Saudando o pioneirismo de Joaquim Pais de Brito, porquanto inaugura no mundo das reflexões produzidas por docentes do ensino superior uma nova atitude, não podemos deixar de escalpelizar alguns reparos ao conteúdo do texto: a) Pais de Brito continua a perfilhar, ao arrepio de qualquer esforço problematizador, a velha narrativa olissipocêntrica que concebe a cidade de Lisboa como único centro irradiador/exportador do Fado; b) o autor reproduz passivamente a “teoria” monogenista que lia o chamado Fado de Coimbra como sucedâneo directo do Fado de Lisboa; c) invoca uma “origem” reveladora de grandes “proximidades” musicais e de execução instrumental, origem essa que não situa nem no tempo, nem no respectivo contexto sócio-cultural e musical.

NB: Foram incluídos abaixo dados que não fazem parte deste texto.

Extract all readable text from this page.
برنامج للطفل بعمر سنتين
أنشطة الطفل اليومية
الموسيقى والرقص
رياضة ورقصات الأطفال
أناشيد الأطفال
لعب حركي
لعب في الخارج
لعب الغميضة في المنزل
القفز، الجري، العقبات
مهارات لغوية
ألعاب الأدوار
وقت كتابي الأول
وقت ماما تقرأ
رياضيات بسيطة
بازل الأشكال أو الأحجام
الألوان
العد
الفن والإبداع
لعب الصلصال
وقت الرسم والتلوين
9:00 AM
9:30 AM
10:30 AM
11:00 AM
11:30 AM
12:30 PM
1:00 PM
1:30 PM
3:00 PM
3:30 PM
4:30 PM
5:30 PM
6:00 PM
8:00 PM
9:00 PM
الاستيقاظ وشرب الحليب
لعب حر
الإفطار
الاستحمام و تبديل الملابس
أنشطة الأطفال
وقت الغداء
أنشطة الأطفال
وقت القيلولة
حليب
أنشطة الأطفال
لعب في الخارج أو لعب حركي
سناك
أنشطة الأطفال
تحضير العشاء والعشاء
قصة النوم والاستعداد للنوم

Somos levados a supor que a aludida “origem” queira significar Augusto Hilário e a década de 1890, argumento de todo improcedente; d) classifica a CC na categoria de género estético académico, silenciando as práticas continuadas e adesões historicamente comprovadas no interior da Sociedade Tradicional Futrica; e) continua a invocar o argumento distintivo assente na “depuração lírica”, cunhado em 1904 por Alberto Pimentel; f) alude tangencialmente às “novas” teorias que interrogam o foro musical coimbrão como um não fado, pese embora sem esboçar qualquer vertebramento lexical e conceptual apropriado.

Em 7 de Abril de 1994 institui-se em Lisboa a Academia da Guitarra Portuguesa e do Fado, com sede na Avenida Almirante Reis, 127, 1º Direito, com o objectivo de proceder à “recolha, o estudo e a divulgação de documentos da guitarra portuguesa e do fado”[45]. No documento produzido pela Comissão Directiva são enunciadas cinco directrizes, visando terrenos de actuação ligados à recolha de documentação escrita e sonora, realização de colóquios, edição de “livros e discos”, produção de espectáculos, inventários fonográficos.

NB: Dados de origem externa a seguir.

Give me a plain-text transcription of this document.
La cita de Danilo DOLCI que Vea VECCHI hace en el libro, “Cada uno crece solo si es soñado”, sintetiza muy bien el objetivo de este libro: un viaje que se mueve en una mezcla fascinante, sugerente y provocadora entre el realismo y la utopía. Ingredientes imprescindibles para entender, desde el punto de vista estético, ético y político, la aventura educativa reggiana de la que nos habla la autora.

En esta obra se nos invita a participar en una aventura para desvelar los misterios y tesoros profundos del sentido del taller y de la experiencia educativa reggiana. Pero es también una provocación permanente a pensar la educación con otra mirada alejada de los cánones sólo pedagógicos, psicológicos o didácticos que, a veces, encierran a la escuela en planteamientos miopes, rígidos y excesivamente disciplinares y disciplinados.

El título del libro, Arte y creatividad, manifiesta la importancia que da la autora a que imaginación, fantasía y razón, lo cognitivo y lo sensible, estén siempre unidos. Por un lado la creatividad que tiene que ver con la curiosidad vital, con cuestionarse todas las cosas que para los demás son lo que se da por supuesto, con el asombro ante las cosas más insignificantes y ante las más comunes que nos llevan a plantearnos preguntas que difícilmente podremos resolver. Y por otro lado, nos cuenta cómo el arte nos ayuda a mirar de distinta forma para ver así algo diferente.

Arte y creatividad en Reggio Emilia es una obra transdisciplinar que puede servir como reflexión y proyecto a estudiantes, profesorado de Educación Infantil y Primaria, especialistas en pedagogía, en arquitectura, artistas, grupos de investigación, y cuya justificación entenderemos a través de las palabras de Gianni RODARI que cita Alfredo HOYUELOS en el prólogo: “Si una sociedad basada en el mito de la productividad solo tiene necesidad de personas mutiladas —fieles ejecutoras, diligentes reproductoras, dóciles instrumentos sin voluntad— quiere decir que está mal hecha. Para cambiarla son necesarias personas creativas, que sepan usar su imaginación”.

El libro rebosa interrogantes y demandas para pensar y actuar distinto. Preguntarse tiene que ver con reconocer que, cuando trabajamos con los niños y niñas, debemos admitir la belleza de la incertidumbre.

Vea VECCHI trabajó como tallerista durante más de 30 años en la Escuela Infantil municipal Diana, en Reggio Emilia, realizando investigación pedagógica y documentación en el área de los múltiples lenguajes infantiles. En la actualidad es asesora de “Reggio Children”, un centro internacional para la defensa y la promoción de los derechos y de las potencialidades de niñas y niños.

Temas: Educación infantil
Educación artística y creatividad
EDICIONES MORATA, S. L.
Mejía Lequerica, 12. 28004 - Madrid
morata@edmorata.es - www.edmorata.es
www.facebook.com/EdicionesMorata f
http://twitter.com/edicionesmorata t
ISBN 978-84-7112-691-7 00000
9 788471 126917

Integravam a primeira Comissão Directiva Luís Filipe Penedos, Fernando Seixas, José Anjos de Carvalho, Pedro Caldeira Cabral e Gilberto Grácio. Entre os sócios fundadores, e ligados de alguma forma ao foro semântico-musical mondeguino, encontramos os nomes de Teotónio Xavier (guitarrista), Paulo Jorge Soares (guitarrista), António Bernardino (cantor), António Sutil Roque (cantor), Augusto Camacho Vieira (cantor), João Moura (guitarrista), Jorge Tuna (guitarrista), Luís Goes (cantor), Fernando Neto (executante de violão) e Durval Moreirinhas (executante de violão).

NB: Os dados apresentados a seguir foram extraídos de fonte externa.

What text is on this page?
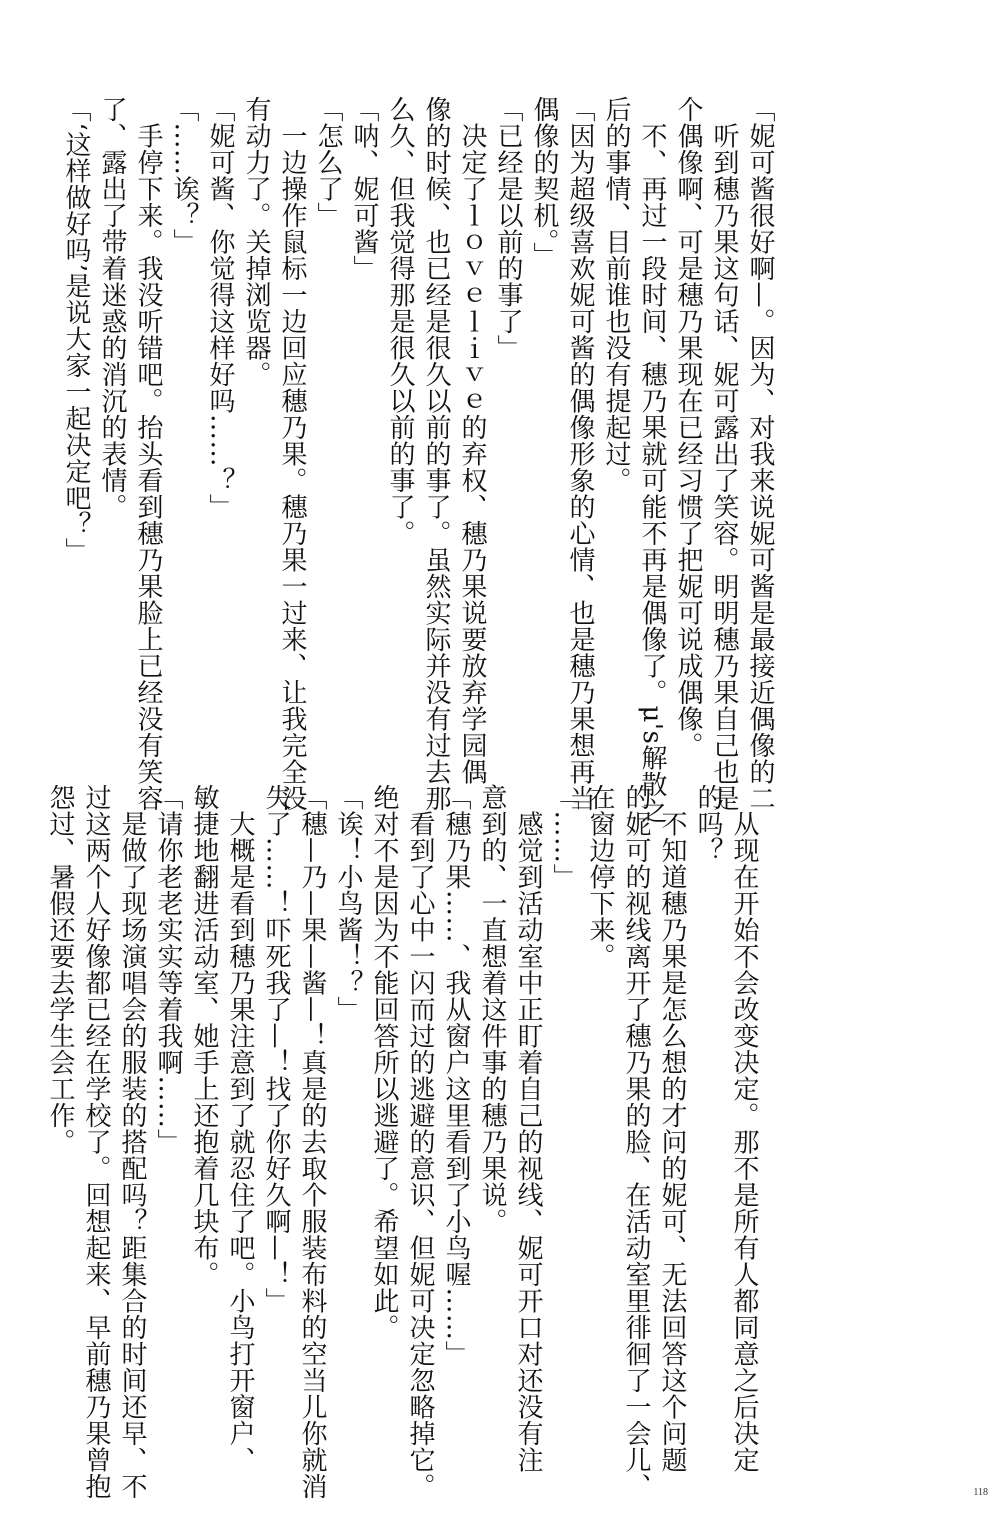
「妮可酱很好啊—。因为、对我来说妮可酱是最接近偶像的二
　听到穗乃果这句话、妮可露出了笑容。明明穗乃果自己也是
个偶像啊、可是穗乃果现在已经习惯了把妮可说成偶像。
　不、再过一段时间、穗乃果就可能不再是偶像了。μ's解散之
后的事情、目前谁也没有提起过。
「因为超级喜欢妮可酱的偶像形象的心情、也是穗乃果想再当
偶像的契机。」
「已经是以前的事了」
　决定了ｌｏｖｅｌｉｖｅ的弃权、穗乃果说要放弃学园偶
像的时候、也已经是很久以前的事了。虽然实际并没有过去那
么久、但我觉得那是很久以前的事了。
「呐、妮可酱」
「怎么了」
　一边操作鼠标一边回应穗乃果。穗乃果一过来、让我完全没
有动力了。关掉浏览器。
「妮可酱、你觉得这样好吗……？」
「……诶？」
　手停下来。我没听错吧。抬头看到穗乃果脸上已经没有笑容
了、露出了带着迷惑的消沉的表情。
「‘这样做好吗’是说大家一起决定吧？」
　从现在开始不会改变决定。那不是所有人都同意之后决定
的吗？
　不知道穗乃果是怎么想的才问的妮可、无法回答这个问题
的妮可的视线离开了穗乃果的脸、在活动室里徘徊了一会儿、
在窗边停下来。
「……」
　感觉到活动室中正盯着自己的视线、妮可开口对还没有注
意到的、一直想着这件事的穗乃果说。
「穗乃果……、我从窗户这里看到了小鸟喔……」
　看到了心中一闪而过的逃避的意识、但妮可决定忽略掉它。
绝对不是因为不能回答所以逃避了。希望如此。
「诶！小鸟酱！？」
「穗—乃—果—酱—！真是的去取个服装布料的空当儿你就消
失了……！吓死我了—！找了你好久啊—！」
　大概是看到穗乃果注意到了就忍住了吧。小鸟打开窗户、
敏捷地翻进活动室、她手上还抱着几块布。
「请你老老实实等着我啊……」
　是做了现场演唱会的服装的搭配吗？距集合的时间还早、不
过这两个人好像都已经在学校了。回想起来、早前穗乃果曾抱
怨过、暑假还要去学生会工作。
118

Sem pretender interpelar o mérito das intenções que presidiram à fundação da Academia da Guitarra Portuguesa e do Fado em 1994, a análise criteriosa dos “objectivos estatutários” suscita-nos algumas perplexidades.
Clarifiquemos:

-a intenção excessivamente hegemónica que persiste em ler a CC como uma migração regional gerada a partir do Fado de Lisboa;
-o emprego de uma base vocabular inadequada à pesquisa, sistematização e apresentação de projectos de trabalho sobre as origens, evolução, consolidação e divisão interna da CC;
-a não assunção da CC como parceiro dotado de identidade autónoma e diferenciada, com quem importaria dialogar em termos de uma “história comparada”, sendo que a tal propósito deveriam ser interrogadas outras manifestações literário-musicais epocalmente marcadas como a Canção Napolitana, a Modinha, o Jazz, o Flamenco, o Chorinho Brasileiro, o Tango, o Samba, a Morna, a par de certos peculiarismos detectados na Música Tradicional Portuguesa, entre eles o fenómeno mal estudado dos Fados Coreográficos, o Fado Beirão e a vertente de serenata descortinada em apreciável amostragem de modas açorianas;
-a produção de um discurso monolítico sobre a ideossincrasia dos cordofones, apresentados como artefactos indiferenciados. Reporto-me à expressão “guitarra portuguesa”, muito em voga desde a década de 1960 com Carlos Paredes. “Guitarra portuguesa” revela-se um conceito abstracto dificilmente operante, porquanto nega a multiplicidade de anatomias, afinações, timbres e toques que este cordofone assumiu e assume em Portugal. Ora, os dados da investigação histórica e os cordofones preservados em museus e colecções praticulares demonstram cabalmente que em Portugal não existiu apenas um tipo de guitarra. A tentação dos conceitos abstractos, prosseguida em nome de uma cientificidade apetecida pode conduzir ao logro cultural, visível, por exemplo na recensão “guitarra”, oferecida pela Moderna Enciclopédia Universal, Volume 9, Lisboa, Lexicoteca/Círculo de Leitores, 1986, página 264. Ao percorrer a referida entrada, o leitor fica convencido de que a guitarra de Lisboa é o único modelo existente em Portugal. Símbolo maior de um património cultural que é a CC, a Guitarra de Coimbra, distingue-se em autenticidade, originalidade e singularidade. A sua defesa em termos patrimoniais, por forma a reconhecê-la como bem de interesse cultural local, em nada afecta a livre utilização deste instrumento. Permite, no entanto, refrear certas contrafacções, verificadas em violeiros que têm vindo a substituir a lágrima da voluta da Guitarra de Coimbra por cabeças de cães esculpidas. Enxertar uma cabeça de cão na voluta da Guitarra de Coimbra, com propósitos manifestos de comercializar uma “guitarra de tipo Porto”, é uma fraude grosseira, para mais em se conhecendo com rigor que a cidade do Porto também produziu um tipo de guitarra diferente dos que se tradicionalizaram em Lisboa e em Coimbra. Sendo inteiramente legítimo utilizar a Guitarra de Coimbra para fins musicais alheios à música tradicional de Coimbra, o paradoxo mantém-se, dado que o instrumento mesmo quando descontextualizado não perde as suas características regionais.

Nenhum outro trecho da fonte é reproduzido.